Noting that the current law in relation to mandatory interest and compensation on late payments gives businesses the right to claim interest if invoices are paid late, though larger firms can often include terms that limit interest to low rates, Mr McAdam said the government now proposes making the payment of interest mandatory once the due date has passed.
“Businesses would no longer be able to offer or agree to alternative arrangements,” he said. “Late payments would attract a statutory charge of 8% above the Bank of England base rate, and parties would be prevented from negotiating different rates of compensation.”
Under the proposals, any issues or disputes about an invoice would need to be raised within 30 days of receipt, and, after that point, the invoice would be treated as accepted and payable.
“This is intended to stop companies from using ‘disputes’ as a tactic to stall payments and to make payment behaviour more transparent,” said Mr McAdam.
And although large companies are currently required to report on their payment performance, there is no regulatory penalty for those who repeatedly fail to pay on time.
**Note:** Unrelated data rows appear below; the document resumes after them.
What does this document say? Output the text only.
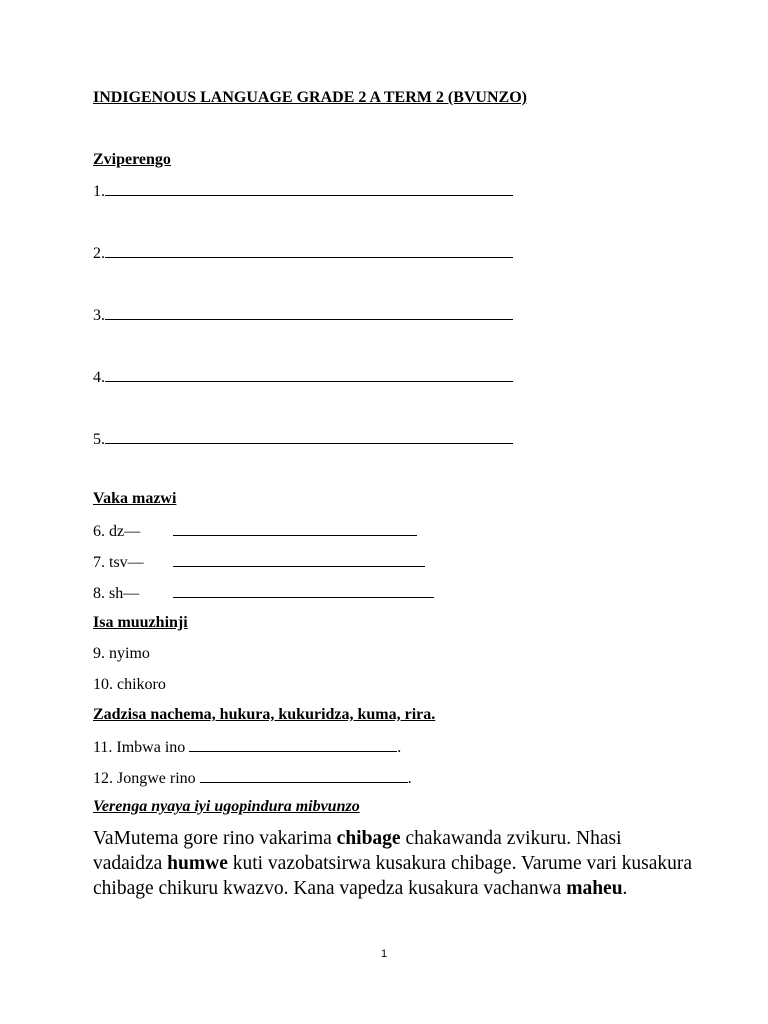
INDIGENOUS LANGUAGE GRADE 2 A TERM 2 (BVUNZO)
Zviperengo
1.
2.
3.
4.
5.
Vaka mazwi
6. dz—
7. tsv—
8. sh—
Isa muuzhinji
9. nyimo
10. chikoro
Zadzisa nachema, hukura, kukuridza, kuma, rira.
11. Imbwa ino	.
12. Jongwe rino	.
Verenga nyaya iyi ugopindura mibvunzo
VaMutema gore rino vakarima chibage chakawanda zvikuru. Nhasi vadaidza humwe kuti vazobatsirwa kusakura chibage. Varume vari kusakura chibage chikuru kwazvo. Kana vapedza kusakura vachanwa maheu.
1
“The reform would give the Small Business Commissioner powers to fine businesses that consistently pay late,” he said. “The proposals include that any enforcement action would take account of mitigating circumstances, past behaviour, and evidence of change.”
Mr McAdam notes that the role of the Small Business Commissioner would be expanded significantly, including: the ability to launch investigations into poor payment practices based on evidence, tip-offs, or public data; the authority to compel businesses to hand over information during disputes and investigations; the power to penalise companies that refuse to cooperate and the right to audit and verify payment reports submitted under existing transparency rules.
“Larger companies would also face new corporate governance duties, including: publishing information on payment practices in their annual reports; allocating board-level responsibility for supplier payment policies; disclosing performance data such as the average time taken to pay SMEs, with the aim being to ensure that payment practices are treated as a strategic issue at senior level, with clear accountability and oversight,” he said.
“Taken together, these reforms represent a significant move to tackle the issue of late payments,” he said.